In attesa dei tre concerti che si dipaneranno nel corso del mese di Luglio con Stefano Bollani, Caetano Veloso & Gilberto Gil e Chick Corea Udin & Jazz ha concluso la venticinquesima edizione con una notte all’insegna dei ritmi in levare nella Piazza del Castello con La North East Ska Jazz Orchestra la sua settimana udinese. L’incontro tra il Jazz e la musica classica è avvenuta al Festival friulano ancora una volta nel segno del compositore George Gerswhin.

Non con la pomposità scintillante dei fortunati lavori della coppia Bollani-Chailly ma con l’austera essenzialità del duo di pianoforti di Enrico Pieranunzi e Bruno Canino. Il primo è uno dei maggiori stilisti del jazz italiano, non nuovo al rapporto con la tradizione accademica come ad esempio il pregevole lavoro su Domenico Scarlatti, l’altro semplicemente uno dei più grandi interpreti del repertorio classico. Il jazzista romano compie un lavoro titanico di trascrizione da rulli di pianola, brani orchestrali, rag e canzoni. Non dunque una semplice rilettura ma una vera e propria riscrittura delle opere del padre della canzone popolare americana del Novecento, «non un jazzista ma uno che conosceva il jazz» come lo definisce con precisione Pieranunzi. Musica che stupisce ancora per la sua grazia nelle esecuzioni dei due pianisti: impeccabile e leggero come un battito d’ali di farfalla Canino, intenso nelle venature blues Pieranunzi. I due rendono alla perfezione l’ottimismo e l’ammiccante sensualità di Rialto Ripples, I Got Rythmn, Un americano a Parigi e dei due pezzi di altro autore, Scaramouche di Darius Milhaud e Duke’s Dream dello stesso Pieranunzi. Il progetto sarà registrato e pubblicato a breve.

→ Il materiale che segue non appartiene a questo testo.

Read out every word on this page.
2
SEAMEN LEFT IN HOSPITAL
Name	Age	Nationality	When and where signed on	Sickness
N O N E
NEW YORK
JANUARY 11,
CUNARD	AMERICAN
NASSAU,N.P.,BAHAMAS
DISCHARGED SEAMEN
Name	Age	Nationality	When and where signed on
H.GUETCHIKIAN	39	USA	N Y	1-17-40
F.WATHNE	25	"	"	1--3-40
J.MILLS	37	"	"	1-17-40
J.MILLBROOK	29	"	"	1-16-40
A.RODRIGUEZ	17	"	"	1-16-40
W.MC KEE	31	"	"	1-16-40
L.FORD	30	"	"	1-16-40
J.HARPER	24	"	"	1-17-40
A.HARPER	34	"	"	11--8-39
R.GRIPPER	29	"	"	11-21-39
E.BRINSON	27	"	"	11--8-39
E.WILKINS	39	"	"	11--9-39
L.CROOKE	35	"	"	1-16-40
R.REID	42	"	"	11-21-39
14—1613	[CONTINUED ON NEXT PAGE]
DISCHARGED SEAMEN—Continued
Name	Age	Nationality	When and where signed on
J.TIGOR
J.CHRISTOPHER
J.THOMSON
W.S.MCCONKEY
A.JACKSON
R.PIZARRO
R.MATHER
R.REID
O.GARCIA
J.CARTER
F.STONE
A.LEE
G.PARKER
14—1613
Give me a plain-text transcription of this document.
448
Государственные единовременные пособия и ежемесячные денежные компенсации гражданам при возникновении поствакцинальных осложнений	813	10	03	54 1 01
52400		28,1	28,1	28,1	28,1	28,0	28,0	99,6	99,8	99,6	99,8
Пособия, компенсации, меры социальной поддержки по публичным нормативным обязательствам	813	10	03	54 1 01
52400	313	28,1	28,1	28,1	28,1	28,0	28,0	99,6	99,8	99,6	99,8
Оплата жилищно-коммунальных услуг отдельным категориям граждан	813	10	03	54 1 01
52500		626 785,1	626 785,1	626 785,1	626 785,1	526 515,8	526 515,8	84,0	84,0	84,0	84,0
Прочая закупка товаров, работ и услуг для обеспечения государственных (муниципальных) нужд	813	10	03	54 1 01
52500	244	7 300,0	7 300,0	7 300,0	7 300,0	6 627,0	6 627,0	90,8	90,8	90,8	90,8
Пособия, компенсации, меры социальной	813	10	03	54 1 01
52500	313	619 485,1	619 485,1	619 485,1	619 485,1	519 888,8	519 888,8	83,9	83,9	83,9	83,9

La rassegna udinese ha offerto, nel suo variegato programma, due interessanti formazioni che indicano come il jazz non debba per forza rimanere prigioniero di modelli oramai logori che lo condanneranno, se non cambia, a diventare musica da repertorio o a musica per musicisti, autoreferenziale e sostanzialmente inutile. Il quintetto Malkuth è formato da cinque giovani talenti del nordest: Mirco Cisilino alla tromba, Filippo Vignato al trombone, Filippo Orefice al sax tenore, Mattia Magatelli al contrabbasso e Alessandro Mansutti alla batteria. La loro musica si libera dalla gabbia tema-assoli-tema e si prende tutto il tempo necessario. I cinque musicisti lasciano che i suoni si generino e si agglutino intorno a cellule melodiche o ritmiche. I temi ci sono ma possono apparire a metà o alla fine di un brano, che può contenerne più di uno. Improvvisazione collettiva controllata. Il trio di fiati spesso lavora senza la ritmica sviluppando corali, linee polifoniche, riff e dialoghi intrecciati.

La ritmica è libera di tenere il tempo con un groove rock oppure di frantumarlo. La forma si crea e si trasforma continuamente. Un canto struggente di sapore ornettiano o capriole boppistiche appaiono all’improvviso come lampi in un cielo estivo. Un gruppo magnifico anche per la bellezza e l’originalità del suono di ogni musicista che però suona sempre al servizio dell’insieme.

Altro buon ensemble ascoltato è il quartetto del batterista veneto residente a New Orleans Marcello Benetti con Dan Kinzelman alle ance, Jeff Albert al trombone e Helen Gillet al violoncello. Per quanto riguarda gli esiti artistici da questa Udin & Jazz emerge rafforzata la fama dei musicisti della regione che hanno offerto tra le cose più emozionanti della rassegna. Un ulteriore motivo di riflessione per quanti, operatori e critici, hanno a cuore il futuro del jazz. Come attrezzarsi a fare in modo che venga riconosciuto e valorizzato l’enorme capitale creativo del jazz italiano è uno dei temi più stringenti dell’attualità.